16. Deleting Unused Data**

Once you have imported a GTFS feed into a database, it is possible for there to be a lot of redundant data. This can ultimately slow down any querying of that data as well as bloating the size of the database. If you are making an app where the GTFS database is queried on the device then disk space and computational time are at a premium, so you must do what you can to reduce resource usage.

The first thing to check for is expired services. You can do this by searching calendar.txt for entries that expire before today's date. Be aware though, you also need to ensure there are no calendar_dates.txt entries overriding these services (a service could have an end_date of, say, 20140110, but also have a calendar_dates.txt entry for 20140131).

Firstly, find service IDs in calendar_dates.txt that are still active using the following query.

SELECT service_id FROM calendar_dates WHERE date >= '20140110';

Note: In order to improve performance of searching for dates, you should import the date field in calendar_dates.txt as an integer, as well as start_date and end_date in calendar.txt.

Any services matched in this query should not be removed. You can then find service IDs in calendar.txt with the following SQL query.

SELECT * FROM calendar WHERE end_date < '20140110'
  AND service_id NOT IN (
    SELECT service_id FROM calendar_dates WHERE date >= '20140110'
  );

Before deleting these services, corresponding trips and stop times must be removed since you need to know the service ID in order to delete a trip. Likewise, stop times must be deleted before trips since you need to know the trip IDs to be removed.

DELETE FROM stop_times WHERE trip_id IN (
   SELECT trip_id FROM trips WHERE service_id IN (
     SELECT service_id FROM calendar WHERE end_date < '20140110'
       AND service_id NOT IN (
         SELECT service_id FROM calendar_dates WHERE date >= '20140110'
       )
    )
  );

Now there may be a series of trips with no stop times. Rather than repeating the above sub-queries, a more thorough way of removing trips is to remove trips with no stop times.

DELETE FROM trips WHERE trip_id NOT IN (
  SELECT DISTINCT trip_id FROM stop_times
);

With all service_id references removed, you can remove the expired rows from calendar.txt using the following SQL query.

DELETE FROM calendar WHERE end_date < '20140110'
  AND service_id NOT IN (
    SELECT DISTINCT service_id FROM calendar_dates WHERE date >= '20140110'
  );

The expired rows in calendar_dates.txt can also be removed, which can be achieved using the following query.

DELETE FROM calendar_dates WHERE date < '20140110';

There may now be some stops that are not used by any trips.

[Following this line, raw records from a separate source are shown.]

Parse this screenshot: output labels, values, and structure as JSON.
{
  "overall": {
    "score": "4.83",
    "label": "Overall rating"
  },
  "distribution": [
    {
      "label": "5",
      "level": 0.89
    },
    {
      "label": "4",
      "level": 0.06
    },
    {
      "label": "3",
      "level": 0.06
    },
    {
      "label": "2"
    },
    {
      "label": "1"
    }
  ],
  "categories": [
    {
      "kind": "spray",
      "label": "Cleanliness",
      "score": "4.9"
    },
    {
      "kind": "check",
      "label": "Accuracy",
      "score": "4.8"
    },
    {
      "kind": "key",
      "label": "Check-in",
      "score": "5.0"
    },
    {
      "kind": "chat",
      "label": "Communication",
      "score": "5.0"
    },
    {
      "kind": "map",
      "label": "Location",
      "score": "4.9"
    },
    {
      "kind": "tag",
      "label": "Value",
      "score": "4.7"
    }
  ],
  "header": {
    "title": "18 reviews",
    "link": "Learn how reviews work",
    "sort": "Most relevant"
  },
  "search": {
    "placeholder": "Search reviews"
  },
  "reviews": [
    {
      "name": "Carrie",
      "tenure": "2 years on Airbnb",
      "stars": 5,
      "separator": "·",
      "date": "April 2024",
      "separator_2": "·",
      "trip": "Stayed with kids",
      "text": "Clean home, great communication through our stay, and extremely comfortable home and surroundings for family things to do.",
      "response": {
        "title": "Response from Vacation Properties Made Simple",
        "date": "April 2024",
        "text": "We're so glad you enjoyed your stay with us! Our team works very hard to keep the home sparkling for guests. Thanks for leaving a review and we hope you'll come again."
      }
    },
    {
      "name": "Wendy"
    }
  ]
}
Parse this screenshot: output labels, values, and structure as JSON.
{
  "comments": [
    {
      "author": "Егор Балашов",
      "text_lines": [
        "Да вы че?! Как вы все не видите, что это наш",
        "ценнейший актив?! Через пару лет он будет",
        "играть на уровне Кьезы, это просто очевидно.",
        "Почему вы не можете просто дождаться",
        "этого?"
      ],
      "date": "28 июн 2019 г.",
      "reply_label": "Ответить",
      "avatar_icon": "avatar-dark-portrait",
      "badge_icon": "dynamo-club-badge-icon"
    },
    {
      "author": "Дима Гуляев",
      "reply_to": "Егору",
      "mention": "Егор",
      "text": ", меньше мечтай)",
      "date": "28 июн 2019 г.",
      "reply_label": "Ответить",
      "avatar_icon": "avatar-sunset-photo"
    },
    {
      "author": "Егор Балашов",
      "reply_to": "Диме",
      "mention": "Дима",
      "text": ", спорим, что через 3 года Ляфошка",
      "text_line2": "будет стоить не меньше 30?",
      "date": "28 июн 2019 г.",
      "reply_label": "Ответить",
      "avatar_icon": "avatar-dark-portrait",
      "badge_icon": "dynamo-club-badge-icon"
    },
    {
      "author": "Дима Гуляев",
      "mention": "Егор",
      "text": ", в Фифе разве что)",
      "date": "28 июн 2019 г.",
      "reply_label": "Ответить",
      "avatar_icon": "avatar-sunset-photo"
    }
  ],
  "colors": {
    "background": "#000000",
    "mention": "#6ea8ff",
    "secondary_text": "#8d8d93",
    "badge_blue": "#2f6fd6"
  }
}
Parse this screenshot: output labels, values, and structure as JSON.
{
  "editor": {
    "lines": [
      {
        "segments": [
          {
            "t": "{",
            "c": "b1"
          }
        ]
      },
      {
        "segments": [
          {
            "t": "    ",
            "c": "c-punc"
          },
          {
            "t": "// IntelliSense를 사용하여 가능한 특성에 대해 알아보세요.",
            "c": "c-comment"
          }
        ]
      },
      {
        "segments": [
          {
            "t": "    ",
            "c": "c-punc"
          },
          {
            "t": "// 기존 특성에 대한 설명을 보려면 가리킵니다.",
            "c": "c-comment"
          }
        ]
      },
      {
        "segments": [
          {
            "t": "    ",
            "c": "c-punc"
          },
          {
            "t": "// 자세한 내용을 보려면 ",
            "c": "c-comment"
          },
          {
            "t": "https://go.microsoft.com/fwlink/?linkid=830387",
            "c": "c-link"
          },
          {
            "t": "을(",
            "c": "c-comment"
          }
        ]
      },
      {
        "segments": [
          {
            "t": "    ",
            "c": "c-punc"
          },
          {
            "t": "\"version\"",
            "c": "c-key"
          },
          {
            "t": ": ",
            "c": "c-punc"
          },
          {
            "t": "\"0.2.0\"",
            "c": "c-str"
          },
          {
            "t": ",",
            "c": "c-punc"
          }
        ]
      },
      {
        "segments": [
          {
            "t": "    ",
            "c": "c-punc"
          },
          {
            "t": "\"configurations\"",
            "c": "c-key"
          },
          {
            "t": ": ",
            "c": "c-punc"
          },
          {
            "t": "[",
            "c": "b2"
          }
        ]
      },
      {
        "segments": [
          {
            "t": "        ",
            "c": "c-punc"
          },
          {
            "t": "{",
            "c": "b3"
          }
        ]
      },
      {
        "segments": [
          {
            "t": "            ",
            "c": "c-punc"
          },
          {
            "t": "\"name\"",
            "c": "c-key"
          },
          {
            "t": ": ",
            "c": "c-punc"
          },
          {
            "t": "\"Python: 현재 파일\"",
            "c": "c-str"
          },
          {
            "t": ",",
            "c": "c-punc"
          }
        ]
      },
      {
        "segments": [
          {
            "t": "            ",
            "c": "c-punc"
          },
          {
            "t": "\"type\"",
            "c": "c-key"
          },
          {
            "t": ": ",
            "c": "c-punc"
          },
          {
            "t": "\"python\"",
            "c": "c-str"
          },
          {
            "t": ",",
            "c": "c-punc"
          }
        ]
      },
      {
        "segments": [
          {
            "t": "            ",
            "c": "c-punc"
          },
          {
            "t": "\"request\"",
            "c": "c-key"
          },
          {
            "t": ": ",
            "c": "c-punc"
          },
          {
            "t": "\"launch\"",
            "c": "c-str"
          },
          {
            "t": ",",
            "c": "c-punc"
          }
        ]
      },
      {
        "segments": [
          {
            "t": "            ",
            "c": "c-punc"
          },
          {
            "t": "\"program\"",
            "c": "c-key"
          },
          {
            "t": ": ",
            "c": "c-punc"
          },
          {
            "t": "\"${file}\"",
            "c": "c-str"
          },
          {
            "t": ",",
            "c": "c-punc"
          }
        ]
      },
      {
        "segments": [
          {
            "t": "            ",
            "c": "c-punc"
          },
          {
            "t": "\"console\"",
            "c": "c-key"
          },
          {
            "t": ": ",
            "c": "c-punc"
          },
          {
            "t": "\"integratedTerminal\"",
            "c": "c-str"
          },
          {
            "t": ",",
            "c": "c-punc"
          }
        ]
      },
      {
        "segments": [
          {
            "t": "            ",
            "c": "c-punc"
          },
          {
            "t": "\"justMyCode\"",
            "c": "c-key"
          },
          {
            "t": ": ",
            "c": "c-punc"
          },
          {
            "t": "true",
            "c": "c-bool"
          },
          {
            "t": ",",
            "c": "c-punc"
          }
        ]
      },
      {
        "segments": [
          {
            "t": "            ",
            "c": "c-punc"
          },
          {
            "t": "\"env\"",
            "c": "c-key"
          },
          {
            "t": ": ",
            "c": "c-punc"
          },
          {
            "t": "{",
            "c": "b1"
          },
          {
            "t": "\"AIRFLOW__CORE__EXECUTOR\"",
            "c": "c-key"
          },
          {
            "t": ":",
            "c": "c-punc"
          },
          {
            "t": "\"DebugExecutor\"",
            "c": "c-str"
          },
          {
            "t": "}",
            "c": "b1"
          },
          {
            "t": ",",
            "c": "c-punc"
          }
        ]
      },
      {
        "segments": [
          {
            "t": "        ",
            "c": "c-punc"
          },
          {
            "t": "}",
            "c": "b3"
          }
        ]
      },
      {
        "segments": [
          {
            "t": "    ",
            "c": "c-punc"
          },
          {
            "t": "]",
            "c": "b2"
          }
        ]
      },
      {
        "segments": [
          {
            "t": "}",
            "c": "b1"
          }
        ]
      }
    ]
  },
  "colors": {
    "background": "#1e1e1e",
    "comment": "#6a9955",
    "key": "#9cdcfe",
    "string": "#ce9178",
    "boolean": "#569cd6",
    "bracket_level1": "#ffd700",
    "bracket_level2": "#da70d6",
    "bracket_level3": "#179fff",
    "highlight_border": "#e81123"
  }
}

These can be removed using the following query.

DELETE FROM stops WHERE stop_id NOT IN (
  SELECT DISTINCT stop_id FROM stop_times
);

Additionally, you can remove unused shapes and routes using the following queries.

DELETE FROM shapes WHERE shape_id NOT IN (
  SELECT DISTINCT shape_id FROM trips
);

DELETE FROM routes WHERE route_id NOT IN (
  SELECT DISTINCT route_id FROM trips
);

There are other potential rows that can be removed (such as records in transfers.txt that reference non-existent stops), but hopefully you get the idea from the previous queries.